3. Learned SDR submits that none of the conditions of the Notification was fulfilled by the party. It was not established that the imports of hangers were against export orders placed by the supplier of the goods for jobbing, repairing etc. The hangers with the garments were not shown to have been re-exported to the supplier of the hangers. It was not shown that the appellants were doing a job work for the overseas supplier. On these facts the benefit of the Notification could hardly be claimed by them.

4. After considering the submissions, we have to accept the case made out by learned SDR. There is no evidence, on record, of any export order having been placed on the appellants by the foreign supplier of hangers. Whether the imports were made for any jobbing for the foreign party could be ascertained only from the 'export order'. Hence as rightly pointed out by learned SDR, the appellants have not been able to establish that they fulfilled the main condition under the Notification. Admittedly, the hangers along with garments were exported to different parties, whereas the Notification had required that the exports be made to the supplier of the input.
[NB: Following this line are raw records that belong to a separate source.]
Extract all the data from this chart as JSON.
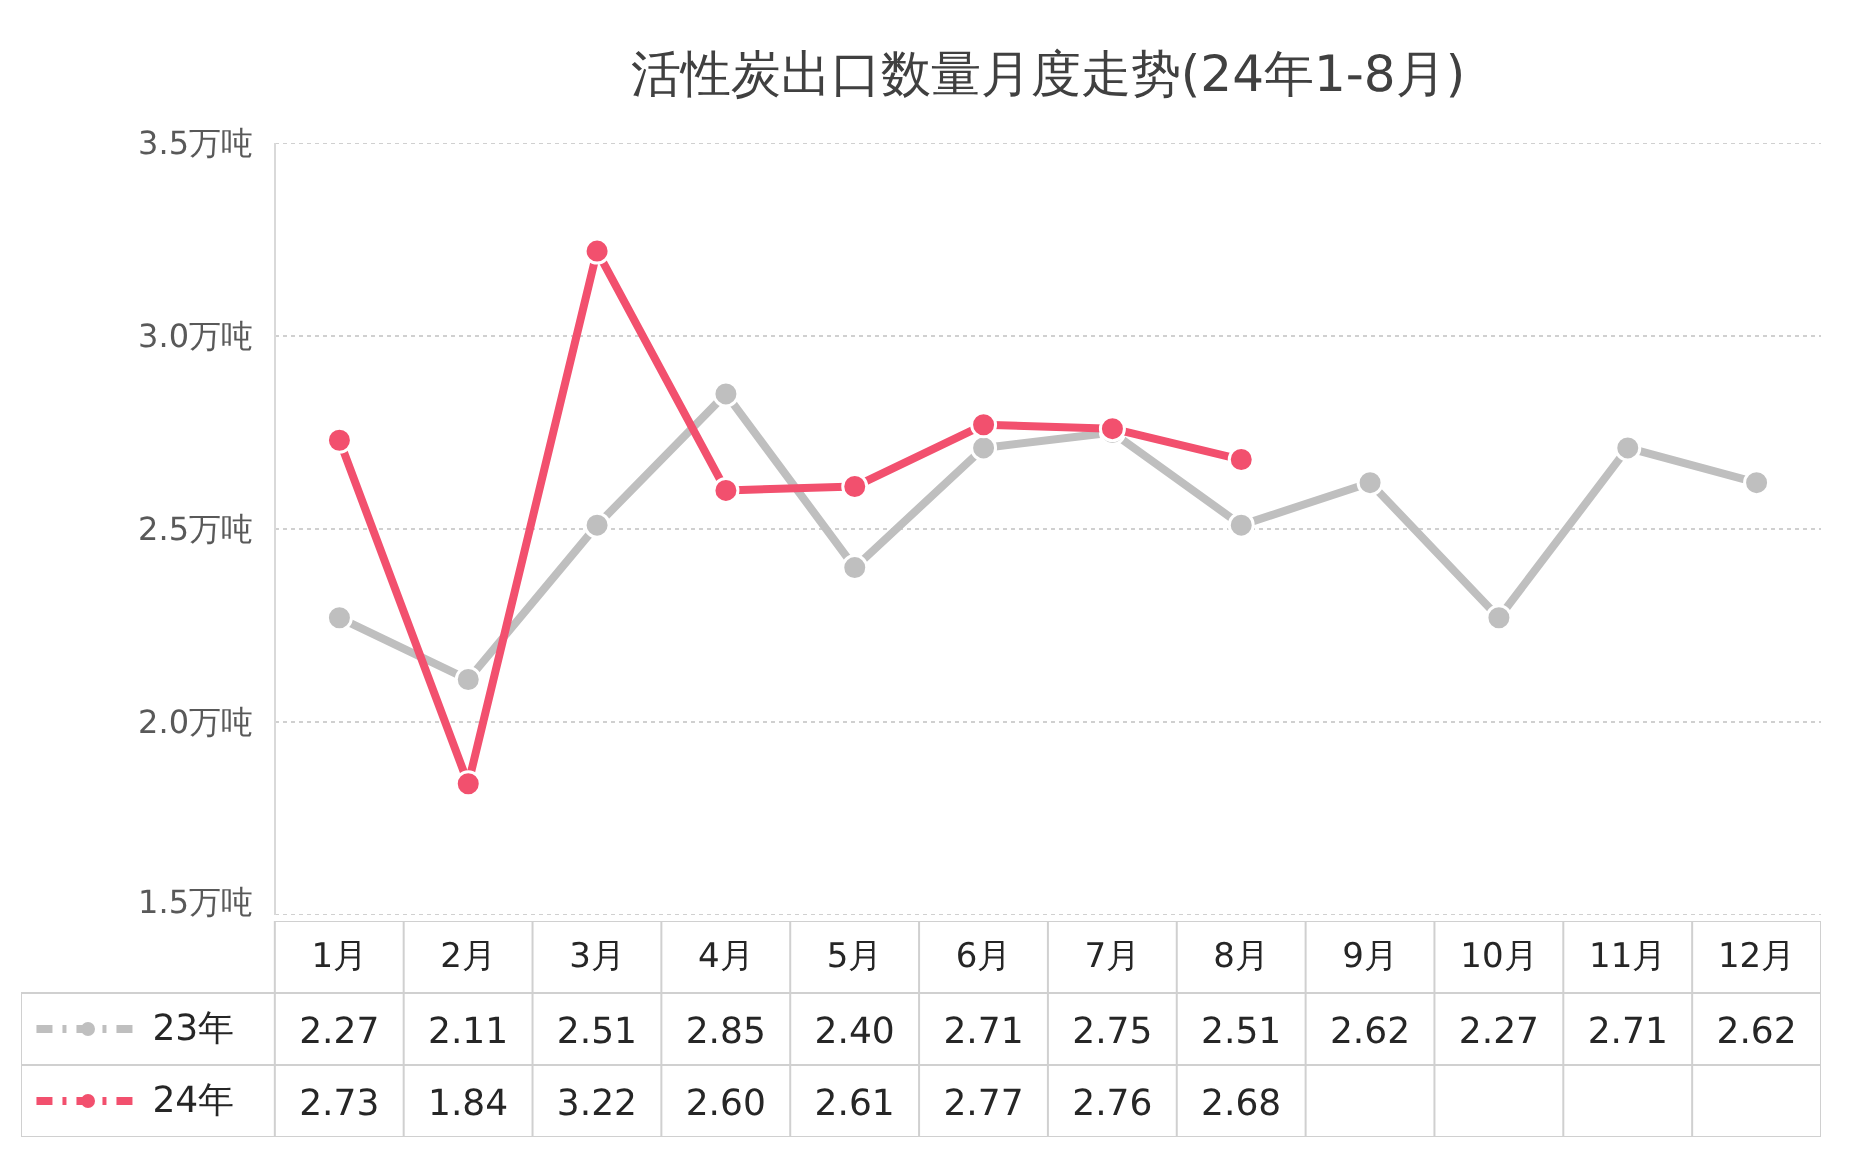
{
  "chart_data": {
    "type": "line",
    "title": "活性炭出口数量月度走势(24年1-8月)",
    "categories": [
      "1月",
      "2月",
      "3月",
      "4月",
      "5月",
      "6月",
      "7月",
      "8月",
      "9月",
      "10月",
      "11月",
      "12月"
    ],
    "series": [
      {
        "name": "23年",
        "color": "#bfbfbf",
        "values": [
          2.27,
          2.11,
          2.51,
          2.85,
          2.4,
          2.71,
          2.75,
          2.51,
          2.62,
          2.27,
          2.71,
          2.62
        ],
        "value_labels": [
          "2.27",
          "2.11",
          "2.51",
          "2.85",
          "2.40",
          "2.71",
          "2.75",
          "2.51",
          "2.62",
          "2.27",
          "2.71",
          "2.62"
        ]
      },
      {
        "name": "24年",
        "color": "#f2506e",
        "values": [
          2.73,
          1.84,
          3.22,
          2.6,
          2.61,
          2.77,
          2.76,
          2.68,
          null,
          null,
          null,
          null
        ],
        "value_labels": [
          "2.73",
          "1.84",
          "3.22",
          "2.60",
          "2.61",
          "2.77",
          "2.76",
          "2.68",
          null,
          null,
          null,
          null
        ]
      }
    ],
    "ylim": [
      1.5,
      3.5
    ],
    "yticks": [
      {
        "value": 1.5,
        "label": "1.5万吨"
      },
      {
        "value": 2.0,
        "label": "2.0万吨"
      },
      {
        "value": 2.5,
        "label": "2.5万吨"
      },
      {
        "value": 3.0,
        "label": "3.0万吨"
      },
      {
        "value": 3.5,
        "label": "3.5万吨"
      }
    ],
    "grid": "y",
    "legend": "bottom",
    "marker": "circle",
    "line_style": "solid"
  }
}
There is also no material on record to indicate as to whether any of the other conditions of the Notification was fulfilled by the appellants. The case law cited by learned Counsel viz. Texport Industries Ltd. v. Commissioner of Customs, Chennai and Brindha Enterprises Commissioner of Customs, Chennai 2005 (198) E.L.T. 584 (Tri.-Chennai) is of no aid to the appellants inasmuch as both the decisions discuss the scope of the expression "jobbing" only.

5. In the result, the impugned order is sustained and this appeal is dismissed.